何だか凄いことを聞いているのだが、アキラは実感がわかず、終始眉を顰めていた。
自分のおじさんはどこぞの小説家か?
それともお茶目さんなのか・・
(余計混乱してきた。今日は怪盗Hも予告してこないし、10時に健康的に寝よう。 僕には進藤ヒカルを暴く使命が待っているんだから。)


日々の探索活動で疲れて眠るヒカル。
そんなヒカルを起こさないように佐為は、見守りに式神のナセとイイジマを残した。
それから薄着で、神社の鳥居に背中を預けて佇んでいた。

今日は十五夜…

それが池に大きく投影して、水面の鯉とともに揺らいで煌いていた。
それを覗き込んで佐為は


「私は多くは望みません。どんな姿でもヒカルと一緒に歩きたいんです。この時代を。 だから正直アキラと言う存在に嫉妬しています。本当は。 でもそんな感情が妖しを呼び込み、ヒカルを苦しめるのなら私はそれを捨てます。 だから最後の願いをどうか叶えてください。虎次郎…いえ初代『地球』の神子。

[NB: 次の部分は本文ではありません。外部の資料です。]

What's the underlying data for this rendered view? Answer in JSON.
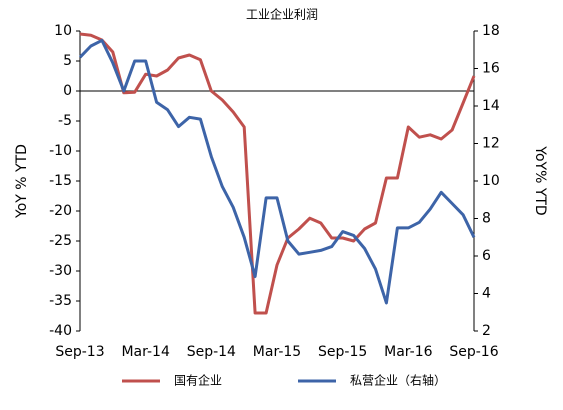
{
  "chart_data": {
    "type": "line",
    "title": "工业企业利润",
    "ylabel": "YoY % YTD",
    "y2label": "YoY% YTD",
    "categories": [
      "Sep-13",
      null,
      null,
      null,
      null,
      null,
      "Mar-14",
      null,
      null,
      null,
      null,
      null,
      "Sep-14",
      null,
      null,
      null,
      null,
      null,
      "Mar-15",
      null,
      null,
      null,
      null,
      null,
      "Sep-15",
      null,
      null,
      null,
      null,
      null,
      "Mar-16",
      null,
      null,
      null,
      null,
      null,
      "Sep-16"
    ],
    "ylim": [
      -40,
      10
    ],
    "yticks": [
      -40,
      -35,
      -30,
      -25,
      -20,
      -15,
      -10,
      -5,
      0,
      5,
      10
    ],
    "y2lim": [
      2,
      18
    ],
    "y2ticks": [
      2,
      4,
      6,
      8,
      10,
      12,
      14,
      16,
      18
    ],
    "series": [
      {
        "name": "国有企业",
        "color": "#c0504d",
        "values": [
          9.5,
          9.3,
          8.5,
          6.5,
          -0.3,
          -0.2,
          2.8,
          2.5,
          3.5,
          5.5,
          6.0,
          5.2,
          0,
          -1.5,
          -3.5,
          -6,
          -37,
          -37,
          -29,
          -24.5,
          -23,
          -21.2,
          -22,
          -24.5,
          -24.5,
          -25,
          -23,
          -22,
          -14.5,
          -14.5,
          -6,
          -7.7,
          -7.3,
          -8,
          -6.5,
          -2,
          2.5
        ]
      },
      {
        "name": "私营企业（右轴）",
        "color": "#3d64a8",
        "axis": "y2",
        "values": [
          16.6,
          17.2,
          17.5,
          16.3,
          14.8,
          16.4,
          16.4,
          14.2,
          13.8,
          12.9,
          13.4,
          13.3,
          11.3,
          9.7,
          8.6,
          7.0,
          4.9,
          9.1,
          9.1,
          6.8,
          6.1,
          6.2,
          6.3,
          6.5,
          7.3,
          7.1,
          6.4,
          5.3,
          3.5,
          7.5,
          7.5,
          7.8,
          8.5,
          9.4,
          8.8,
          8.2,
          7.0
        ]
      }
    ]
  }
}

」


自分に嘆く佐為を桑原老人が、じっと見守りそしてセピア色の写真を袖から出した。
仲が良い家族が写っていて、それは藤崎家の団欒だった。
其処に桑原が膝であやしている二人の少女。

その片方はあかり…そして…


「ヒカル…わしの孫よ。そしてあかりの双子の姉よ。お前さんは人として生きるのか? それともあの千年前の青年の為、いや石版の幻から生み出された『小惑星(ジュノ−)の石版』の佐為君。 彼の為だけに『太陽』としての運命を選ぶのかい。 今回は自分の中での怪盗じゃ。至上最大の盗みじゃよ。」
深い愛情に満ちた瞳でそれを囁く。

肉親の情が溢れてでもいるのか…

その全ての鍵は、ヒカルとアキラが握っている。
そんな次の日…


アキラは初めてヒカルが住み着いている神社に訪れた。
その何の変哲も無い場所にアキラは懐かしさが込み上げていた。
「此処を僕は知っているような??何だろう。このもどかしさは?」
そして紅の鳥居を潜ると、アキラは神隠しにあったかのように消えてしまった。